Dry-run (default): The tuner only writes recommendations; you review and apply manually.

Auto-apply: Set environment variable in OpenClaw config:

openclaw gateway config.patch '{
  "env": { "vars": { "OPENCLAW_AINL_AUTO_APPLY": "true" } }
}'

Use auto-apply only after verifying dry-run output looks sane for a few weeks.

Configuration Tuning

The program has built-in defaults (see config block in the .lang file). You can override them by setting environment variables before running:

  • AINL_TUNER_MIN_HISTORY_DAYS (default 7)
  • AINL_TUNER_TARGET_SAVINGS_MIN (default 90.0)
  • AINL_TUNER_TARGET_SAVINGS_MAX (default 95.0)
  • AINL_TUNER_STABLE_DAYS_REQUIRED (default 5)
  • AINL_TUNER_BRIDGE_STEP_FACTOR (default 0.85)
  • AINL_TUNER_PROMOTER_STEP_FACTOR (default 0.90)
  • AINL_TUNER_AUTO_APPLY (default false)

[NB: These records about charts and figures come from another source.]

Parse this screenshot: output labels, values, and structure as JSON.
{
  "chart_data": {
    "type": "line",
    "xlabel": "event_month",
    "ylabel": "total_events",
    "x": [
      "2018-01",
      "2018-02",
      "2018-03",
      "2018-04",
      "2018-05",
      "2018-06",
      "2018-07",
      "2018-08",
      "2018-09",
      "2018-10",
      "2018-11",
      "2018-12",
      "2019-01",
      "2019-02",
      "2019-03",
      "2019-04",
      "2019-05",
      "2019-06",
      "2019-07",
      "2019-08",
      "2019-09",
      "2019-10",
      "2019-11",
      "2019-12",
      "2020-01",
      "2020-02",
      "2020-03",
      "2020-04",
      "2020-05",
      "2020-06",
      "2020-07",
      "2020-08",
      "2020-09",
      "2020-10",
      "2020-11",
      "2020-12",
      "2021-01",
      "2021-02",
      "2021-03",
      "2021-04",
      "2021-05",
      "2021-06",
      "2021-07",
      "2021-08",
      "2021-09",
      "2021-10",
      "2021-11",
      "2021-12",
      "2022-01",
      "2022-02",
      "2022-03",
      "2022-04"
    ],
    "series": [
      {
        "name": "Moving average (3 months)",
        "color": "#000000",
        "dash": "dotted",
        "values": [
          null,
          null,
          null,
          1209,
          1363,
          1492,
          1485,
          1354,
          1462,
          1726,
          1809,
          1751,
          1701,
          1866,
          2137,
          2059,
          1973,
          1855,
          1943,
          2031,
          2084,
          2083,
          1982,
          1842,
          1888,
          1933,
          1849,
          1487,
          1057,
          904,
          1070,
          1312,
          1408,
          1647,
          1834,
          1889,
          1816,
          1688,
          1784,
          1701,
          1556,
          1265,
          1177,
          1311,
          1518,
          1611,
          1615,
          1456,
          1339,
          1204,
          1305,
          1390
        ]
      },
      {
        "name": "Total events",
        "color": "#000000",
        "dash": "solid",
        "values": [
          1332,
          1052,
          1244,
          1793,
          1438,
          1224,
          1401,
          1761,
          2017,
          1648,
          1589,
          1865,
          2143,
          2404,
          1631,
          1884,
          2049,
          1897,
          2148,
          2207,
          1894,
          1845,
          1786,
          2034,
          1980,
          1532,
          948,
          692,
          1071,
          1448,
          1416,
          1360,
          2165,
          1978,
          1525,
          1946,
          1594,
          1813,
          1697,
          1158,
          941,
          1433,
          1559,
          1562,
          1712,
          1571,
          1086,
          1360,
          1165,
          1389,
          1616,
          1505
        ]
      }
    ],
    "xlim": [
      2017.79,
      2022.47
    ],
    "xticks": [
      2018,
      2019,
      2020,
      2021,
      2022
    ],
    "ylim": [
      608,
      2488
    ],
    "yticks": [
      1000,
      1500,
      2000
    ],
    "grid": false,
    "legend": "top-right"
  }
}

Example: OPENCLAW_AINL_AUTO_APPLY=true AINL_TUNER_TARGET_SAVINGS_MIN=92.0 ./scripts/run_auto_tune_ainl_caps.sh

Outputs

  • $WORKSPACE/.ainl/tuning_recommendations.json — latest recommendation (human-readable)
  • $WORKSPACE/.ainl/tuning_log.json — history of all runs and applied changes

Recommendation JSON schema

{
  "generated_at": "2026-03-25T19:30:00Z",
  "savings_pct": 91.2,
  "history": [88.1, 89.4, 90.1, 91.0, 91.2, ...],
  "current": {
    "bridge_chars": 3132,
    "promoter_prompt": 4000,
    "promoter_completion": 1000
  },
  "recommended": {
    "bridge_chars": 2500,
    "promoter_prompt": 3600,
    "promoter_completion": 900
  },
  "bridge_sizes_sample": [2100, 1950, 2300, ...],
  "auto_apply": false,
  "applied": false,
  "reason": "Stable savings for 5 days; bridge size indicates overprovision"
}

Safety & Limits

  • Step size caps: Changes are limited to 10–20% per run to avoid sudden breakage.
  • Hard bounds: Bridge chars between 500–5000; promoter prompt 1k–10k; completion 200–2k.
  • Stability requirement: Will not tighten if 5 consecutive days within target hasn't been achieved.
  • Revertibility: All changes go through OpenClaw config history; you can revert via config.patch or restore previous openclaw.json.
  • No destructive actions: The tuner only edits env.vars; it does not modify code or cron schedules.

Troubleshooting

  • No savings computed: Check that MONITOR_CACHE_JSON contains workflow.token_budget.baseline_estimated_total_tokens and actual_daily_total. These are written by the AINL bridge and intelligence programs.
  • Bridge sizes empty: Ensure weekly-token-trends cron is running and writing to SQLite. The table bridge_reports must exist.
  • Caps not changing: The logic may decide no change is needed; this is normal if you're already within target with stable history.
  • Auto-apply not working: Verify OPENCLAW_BOOTSTRAP_PREFER_SESSION_CONTEXT and other env vars are set; the gateway user must have permission to config.patch.

Advanced: Custom Hooks

You can extend the tuner by adding custom checks:

  • Promoter truncation detection: parse promoter logs for "truncated" warnings.
  • Quality signals: use agent satisfaction ratings if available.
  • Multi-agent tuning: per-agent caps could be tuned by analyzing individual agent usage.

Integration Checklist

  • [ ] AINL integration golden steps completed
  • [ ] session_context.md generation verified
  • [ ] MONITOR_CACHE_JSON has at least 7 days of data
  • [ ] Bridge SQLite contains report payloads (bridge_reports table)
  • [ ] OpenClaw env.vars include all pinned paths and OPENCLAW_BOOTSTRAP_PREFER_SESSION_CONTEXT=true
  • [ ] Dry-run of tuner completes without errors: scripts/run_auto_tune_ainl_caps.sh
  • [ ] Review first tuning_recommendations.json
  • [ ] (Optional) Enable auto-apply after confirming safe

Maintenance

  • Run openclaw doctor --non-interactive periodically to verify environment.
  • Monitor tuning_log.json for applied changes and savings trends.
  • If you manually adjust caps outside the tuner, consider resetting the tuner’s history or allowing it to re-stabilize.

License

Same as AINL core (MIT). Feel free to copy into your own OpenClaw+AINL deployments.